Les chiens de garde 2.0 : l’affaire Legrand/Cohen ou le service public au service de l’ultra-centre

Kuzmanovic Georges
15/9/2025

Il y a des scandales qui révèlent tout un système. L’affaire Legrand/Cohen est une déflagration politique et médiatique, pourtant elle n’a rien de surprenant. Le voile s’est simplement levé sur la réalité des choses. Ne sont surpris que les naïfs puisque les exemples de connivences entre médias et politiques sont légion. C’est la démonstration, brutale et limpide, de ce que Serge Halimi appelait déjà dans "Les Nouveaux chiens de garde" la fusion entre élites politiques, économiques et médiatiques au service d’un même ordre social.
Thomas Legrand / Patrick Cohen, prétendus chevaliers blancs du journalisme, jurent, la main sur le cœur, ne faire que servir « l’intérêt général ». À voir.
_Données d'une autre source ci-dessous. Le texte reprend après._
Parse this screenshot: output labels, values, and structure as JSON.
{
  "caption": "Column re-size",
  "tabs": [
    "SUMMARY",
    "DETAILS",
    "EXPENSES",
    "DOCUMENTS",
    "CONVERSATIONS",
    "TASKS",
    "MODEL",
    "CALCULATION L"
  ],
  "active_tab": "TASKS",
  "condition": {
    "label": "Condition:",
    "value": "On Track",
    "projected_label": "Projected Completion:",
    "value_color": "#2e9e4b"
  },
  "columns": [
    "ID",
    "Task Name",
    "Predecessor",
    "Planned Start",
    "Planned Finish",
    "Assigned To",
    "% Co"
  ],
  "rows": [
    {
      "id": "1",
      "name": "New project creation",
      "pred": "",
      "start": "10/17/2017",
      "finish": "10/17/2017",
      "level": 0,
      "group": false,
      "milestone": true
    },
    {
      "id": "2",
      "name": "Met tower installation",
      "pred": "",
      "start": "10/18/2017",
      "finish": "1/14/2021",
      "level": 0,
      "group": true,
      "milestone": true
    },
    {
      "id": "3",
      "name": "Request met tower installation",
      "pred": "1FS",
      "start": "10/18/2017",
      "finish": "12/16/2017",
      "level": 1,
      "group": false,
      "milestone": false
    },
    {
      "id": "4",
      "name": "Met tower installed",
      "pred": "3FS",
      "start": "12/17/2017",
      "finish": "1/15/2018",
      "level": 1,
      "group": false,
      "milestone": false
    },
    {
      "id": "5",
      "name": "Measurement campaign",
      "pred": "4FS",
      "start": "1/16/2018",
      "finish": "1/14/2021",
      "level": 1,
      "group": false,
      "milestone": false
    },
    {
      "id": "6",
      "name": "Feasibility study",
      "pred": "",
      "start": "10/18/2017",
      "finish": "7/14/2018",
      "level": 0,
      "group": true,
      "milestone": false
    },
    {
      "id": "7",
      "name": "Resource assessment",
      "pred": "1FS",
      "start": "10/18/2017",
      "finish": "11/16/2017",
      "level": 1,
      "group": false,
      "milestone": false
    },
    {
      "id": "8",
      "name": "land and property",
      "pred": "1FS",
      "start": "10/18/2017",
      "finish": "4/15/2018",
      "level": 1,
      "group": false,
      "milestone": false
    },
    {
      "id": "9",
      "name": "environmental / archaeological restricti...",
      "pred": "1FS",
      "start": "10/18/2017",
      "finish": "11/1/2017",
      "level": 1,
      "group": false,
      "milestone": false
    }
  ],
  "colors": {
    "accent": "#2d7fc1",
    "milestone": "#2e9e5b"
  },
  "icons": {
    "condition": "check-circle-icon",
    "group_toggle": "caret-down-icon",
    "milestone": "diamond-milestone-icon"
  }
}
Certains les croyaient bardés de principes, la réalité est celles de l’entre-soi et des connivences politiques, et même de classe. Car enfin, de quoi s’agit-il ? Pas d’une conversation de comptoir, pas d’un café pris entre amis (même si Legrand voudrait nous le faire croire avec sa candeur de faux naïf), mais bien de deux journalistes du service public rendant des comptes à des élus, promettant de saboter la campagne d’une candidate, en l’occurrence celle de Madame Rachida Dati, et de favoriser l’élection d’un autre à la présidentielle de 2027, Raphaël Glucksmann pour ne pas le nommer.
La vérité crue est que cela est de la manipulation électorale, ou au moins une volonté de manipulation électorale – et sûrement pas la première, on se rappellera, par exemple leurs éditos enamourés envers le candidat Emmanuel Macron, « Jupiter », « Mozart de la finance », « révolutionnaire », etc. Il ne s’agit ni plus ni moins que de trahison du contrat moral entre service public et citoyens.
À ces critiques, la réaction de la caste médiatique a été fascinante : Mediapart crie au coup monté de l’extrême droite, Le Point se demande ingénument si « les journalistes n’auraient plus le droit d’avoir des conversations de bistrot », le HuffPost s’inquiète seulement de la « bronca opportuniste »… Tous rivalisent pour défendre les deux compères. Comme le disait déjà Serge Halimi dans Les Nouveaux chiens de garde : la presse dominante n’est jamais autant soudée que lorsqu’il s’agit de protéger ses propres privilèges.
Car c’est bien de cela qu’il s’agit : une caste. Une bourgeoisie médiatique, bobo, européiste, atlantiste, économiquement néolibérale, mais qui aime à se donner des airs de gauche, mais seulement lorsqu’il s’agit de questions sociétales et qui a surtout l’immense pouvoir de décréter ce qui est le « Bien » et ce qui est le « Mal », sans jamais avoir à s’en justifier – du bushisme médiatique. Jean-Claude Michéa l’avait parfaitement vu : ce progressisme de façade masque mal une soumission totale au capitalisme mondialisé. Dans L’Empire du moindre mal ou Notre ennemi, le capital, il rappelle que l’alliance historique entre la gauche libérale-libertaire et le capitalisme néolibéral repose sur un accord tacite : laisser libre cours aux revendications sociétales (mariage, minorités, libertés individuelles) tout en sacralisant l’économie de marché et la libre circulation des capitaux. C’est exactement la matrice idéologique de Cohen, Legrand, Salamé et compagnie : se dire « de gauche » parce qu’on coche les cases progressistes, tout en soutenant la mondialisation et le néolibéralisme qui détruisent les classes populaires.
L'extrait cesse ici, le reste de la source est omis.